Il Consiglio Regionale del Piemonte ha approvato in questi giorni un documento sui 'criteri per garantire l'effettivo accesso alle procedure'. Con 31 sì e 12 no, sono passate le direttive che definiscono chiaramente che ci debba essere un medico disponibile a effettuare interruzioni in gravidanza in ogni presidio ospedaliero. Contestualmente si richiede un potenziamento dei consultori.
La necessità di dover intervenire sulla legge 194 in Piemonte è dettata da una situazione mai 'sanata' neppure con i cambi generazionali: l
'obiezione di coscienza.
All'Ospedale di Alessandria i medici che eticamente hanno scelto di non fare aborti sono l'80%, mentre tra i medici anestesisti la percentuale si inverte: i non obiettori sono il 94%, così come tra infermieri e ostetriche la percentuale di chi assiste le donne è dell'88%.
Non va meglio negli altri due punti nascita rimasti in provincia di Alessandria gestiti dall'Asl Al. La media è di quasi l'80% degli obiettori. Tra gli 11 ginecologi di Novi Ligure, 2 non sono obiettori, mentre i colleghi di Casale Monferrato che non hanno segnalato di avere remore etiche sono sempre 2 su 7.
A Novi, nel 2017, si sono praticate 199 interruzioni di gravidanza, 92 chirurgicamente e 107 con il metodo farmacologico. Numeri decisamente inferiori nel Monferrato, con 58 aborti (40 chirurgici e 18 ricorrendo alla RU486). Nonostante la richiesta sembra che l'Azienda Ospedaliera di Alessandria non abbia invece sotto mano queste statistiche, per cui non ci è stato fornito il numero degli interventi di questo genere. In ogni caso nelle strutture sanitarie alessandrine la garanzia di avere sempre un medico che sia disposto a praticare un aborto non viene meno, anche se pare siano sempre i soliti camici bianchi a dover fare gli straordinari. Il direttore del dipartimento Asl, Federico Tuo, non obiettore, è spesso chiamato sabato e domenica a 'coprire' questo diritto.
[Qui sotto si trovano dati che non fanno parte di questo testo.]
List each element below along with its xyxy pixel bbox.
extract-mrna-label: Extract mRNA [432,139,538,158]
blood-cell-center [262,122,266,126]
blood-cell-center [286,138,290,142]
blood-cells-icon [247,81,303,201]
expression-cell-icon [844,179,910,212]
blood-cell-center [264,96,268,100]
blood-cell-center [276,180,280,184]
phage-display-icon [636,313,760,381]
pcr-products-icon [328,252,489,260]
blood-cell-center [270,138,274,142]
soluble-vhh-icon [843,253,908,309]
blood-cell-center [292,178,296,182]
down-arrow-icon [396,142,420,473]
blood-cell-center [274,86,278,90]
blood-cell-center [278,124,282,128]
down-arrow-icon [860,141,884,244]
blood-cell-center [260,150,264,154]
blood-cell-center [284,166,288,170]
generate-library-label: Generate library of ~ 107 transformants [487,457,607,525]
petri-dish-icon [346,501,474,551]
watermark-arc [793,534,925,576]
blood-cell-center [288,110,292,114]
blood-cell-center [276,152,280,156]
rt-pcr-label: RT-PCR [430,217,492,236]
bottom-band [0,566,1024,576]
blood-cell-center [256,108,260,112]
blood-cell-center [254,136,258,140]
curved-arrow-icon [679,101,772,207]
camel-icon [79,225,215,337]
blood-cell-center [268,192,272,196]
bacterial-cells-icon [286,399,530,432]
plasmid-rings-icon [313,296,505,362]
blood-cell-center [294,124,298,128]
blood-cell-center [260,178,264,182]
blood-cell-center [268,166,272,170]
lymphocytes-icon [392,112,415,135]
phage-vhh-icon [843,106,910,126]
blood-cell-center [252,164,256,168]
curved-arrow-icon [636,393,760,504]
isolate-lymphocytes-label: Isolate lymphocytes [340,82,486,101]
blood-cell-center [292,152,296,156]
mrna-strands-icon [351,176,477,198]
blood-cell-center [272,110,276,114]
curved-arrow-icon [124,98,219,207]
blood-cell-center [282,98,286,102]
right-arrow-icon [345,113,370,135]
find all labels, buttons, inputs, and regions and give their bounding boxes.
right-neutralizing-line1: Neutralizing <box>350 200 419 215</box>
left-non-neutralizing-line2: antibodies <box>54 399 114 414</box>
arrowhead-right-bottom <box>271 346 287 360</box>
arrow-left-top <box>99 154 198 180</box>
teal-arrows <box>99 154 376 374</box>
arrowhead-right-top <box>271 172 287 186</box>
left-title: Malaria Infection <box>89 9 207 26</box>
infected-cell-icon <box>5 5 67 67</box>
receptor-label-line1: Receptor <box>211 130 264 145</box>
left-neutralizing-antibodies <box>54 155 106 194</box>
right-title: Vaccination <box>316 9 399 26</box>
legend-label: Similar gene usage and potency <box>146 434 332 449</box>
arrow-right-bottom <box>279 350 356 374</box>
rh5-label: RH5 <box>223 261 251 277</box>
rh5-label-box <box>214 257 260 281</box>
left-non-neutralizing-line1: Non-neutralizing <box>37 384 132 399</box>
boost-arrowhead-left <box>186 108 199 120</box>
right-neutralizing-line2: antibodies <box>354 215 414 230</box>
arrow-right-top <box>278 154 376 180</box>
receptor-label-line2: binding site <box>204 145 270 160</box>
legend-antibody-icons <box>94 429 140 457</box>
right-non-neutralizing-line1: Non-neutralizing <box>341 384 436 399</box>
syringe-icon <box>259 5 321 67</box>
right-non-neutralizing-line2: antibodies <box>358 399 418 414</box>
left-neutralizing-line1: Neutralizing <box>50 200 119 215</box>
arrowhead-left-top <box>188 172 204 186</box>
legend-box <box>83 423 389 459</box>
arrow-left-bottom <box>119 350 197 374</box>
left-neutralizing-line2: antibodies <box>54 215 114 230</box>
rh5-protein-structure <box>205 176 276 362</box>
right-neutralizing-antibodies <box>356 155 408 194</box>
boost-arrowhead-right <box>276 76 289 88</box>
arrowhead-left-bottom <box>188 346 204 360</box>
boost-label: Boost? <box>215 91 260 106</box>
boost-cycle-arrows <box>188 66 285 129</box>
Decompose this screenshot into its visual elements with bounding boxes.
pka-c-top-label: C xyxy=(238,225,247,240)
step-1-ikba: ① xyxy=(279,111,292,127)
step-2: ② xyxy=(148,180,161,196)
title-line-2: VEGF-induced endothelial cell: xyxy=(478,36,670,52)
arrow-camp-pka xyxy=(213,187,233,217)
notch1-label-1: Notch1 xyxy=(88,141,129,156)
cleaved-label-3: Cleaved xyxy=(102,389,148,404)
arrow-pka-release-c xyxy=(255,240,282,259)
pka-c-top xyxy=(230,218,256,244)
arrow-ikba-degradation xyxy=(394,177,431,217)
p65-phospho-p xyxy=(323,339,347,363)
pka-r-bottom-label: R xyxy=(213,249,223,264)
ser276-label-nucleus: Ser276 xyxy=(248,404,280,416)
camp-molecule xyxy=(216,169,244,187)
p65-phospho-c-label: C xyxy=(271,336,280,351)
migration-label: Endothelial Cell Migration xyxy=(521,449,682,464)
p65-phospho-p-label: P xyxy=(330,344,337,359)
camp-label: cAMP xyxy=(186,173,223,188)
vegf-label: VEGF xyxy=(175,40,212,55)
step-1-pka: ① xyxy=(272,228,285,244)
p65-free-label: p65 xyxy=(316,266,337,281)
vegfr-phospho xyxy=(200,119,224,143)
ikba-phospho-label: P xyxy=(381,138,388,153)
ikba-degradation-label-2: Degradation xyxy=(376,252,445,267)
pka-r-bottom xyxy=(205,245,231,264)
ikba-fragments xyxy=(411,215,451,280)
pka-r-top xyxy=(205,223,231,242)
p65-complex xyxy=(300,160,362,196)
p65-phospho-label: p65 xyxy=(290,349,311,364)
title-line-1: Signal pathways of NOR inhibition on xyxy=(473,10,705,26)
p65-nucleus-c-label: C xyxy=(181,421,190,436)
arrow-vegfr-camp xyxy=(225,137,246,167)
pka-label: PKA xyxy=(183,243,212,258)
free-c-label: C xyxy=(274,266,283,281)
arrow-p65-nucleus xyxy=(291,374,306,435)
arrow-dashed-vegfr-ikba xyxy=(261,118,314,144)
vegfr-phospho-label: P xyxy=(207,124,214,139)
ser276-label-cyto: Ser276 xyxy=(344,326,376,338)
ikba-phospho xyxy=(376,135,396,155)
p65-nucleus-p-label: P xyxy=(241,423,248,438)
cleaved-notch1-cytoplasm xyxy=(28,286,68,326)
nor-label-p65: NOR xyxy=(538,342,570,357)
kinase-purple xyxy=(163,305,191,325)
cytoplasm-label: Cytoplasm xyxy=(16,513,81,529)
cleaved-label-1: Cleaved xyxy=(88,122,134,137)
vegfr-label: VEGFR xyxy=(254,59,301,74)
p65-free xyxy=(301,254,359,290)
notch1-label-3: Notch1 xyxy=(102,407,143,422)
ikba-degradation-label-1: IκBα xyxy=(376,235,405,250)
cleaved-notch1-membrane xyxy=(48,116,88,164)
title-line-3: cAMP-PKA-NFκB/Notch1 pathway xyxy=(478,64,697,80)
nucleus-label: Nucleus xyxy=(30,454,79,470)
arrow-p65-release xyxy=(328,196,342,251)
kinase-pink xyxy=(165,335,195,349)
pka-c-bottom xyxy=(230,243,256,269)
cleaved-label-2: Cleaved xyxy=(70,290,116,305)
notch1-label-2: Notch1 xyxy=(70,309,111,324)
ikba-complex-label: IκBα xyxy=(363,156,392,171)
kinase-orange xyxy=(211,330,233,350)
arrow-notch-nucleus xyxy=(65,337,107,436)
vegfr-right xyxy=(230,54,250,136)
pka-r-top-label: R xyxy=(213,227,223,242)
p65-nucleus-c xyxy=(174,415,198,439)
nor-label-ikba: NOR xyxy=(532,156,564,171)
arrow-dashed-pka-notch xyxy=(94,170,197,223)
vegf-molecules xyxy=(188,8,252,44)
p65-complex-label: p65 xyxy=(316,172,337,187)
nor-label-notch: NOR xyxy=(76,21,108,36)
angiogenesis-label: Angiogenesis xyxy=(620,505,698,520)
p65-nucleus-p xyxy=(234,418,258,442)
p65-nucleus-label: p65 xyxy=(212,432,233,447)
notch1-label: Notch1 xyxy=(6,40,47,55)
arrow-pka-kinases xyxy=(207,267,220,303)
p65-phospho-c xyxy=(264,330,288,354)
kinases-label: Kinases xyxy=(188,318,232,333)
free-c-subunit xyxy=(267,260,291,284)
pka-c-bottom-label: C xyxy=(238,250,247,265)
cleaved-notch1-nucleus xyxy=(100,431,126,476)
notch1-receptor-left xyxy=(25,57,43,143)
Perché tanti obiettori tra i medici, nonostante la presenza di una legge non certo nuova, e quindi conosciuta già al momento degli studi?
La spiegazione 'non ufficiale' tra i corridoi dei reparti è molto pratica e poco etica: l'impegno. Essere 'non obiettori' implica di dover seguire le emergenze – non esiste una lista d'attesa e non si va su appuntamenti – e dare una 'risposta immediata' alla donna richiedente. Gli aborti farmacologici, poi, impongono un ricovero di tre giorni. Difficile stabilire chi tra medici sia veramente mosso da scelte di coscienza e chi da valutazioni di mero carico di lavoro, ma sta di fatto che dopo 40 anni la società è ancora costretta ad interrogarsi su come garantire quel diritto.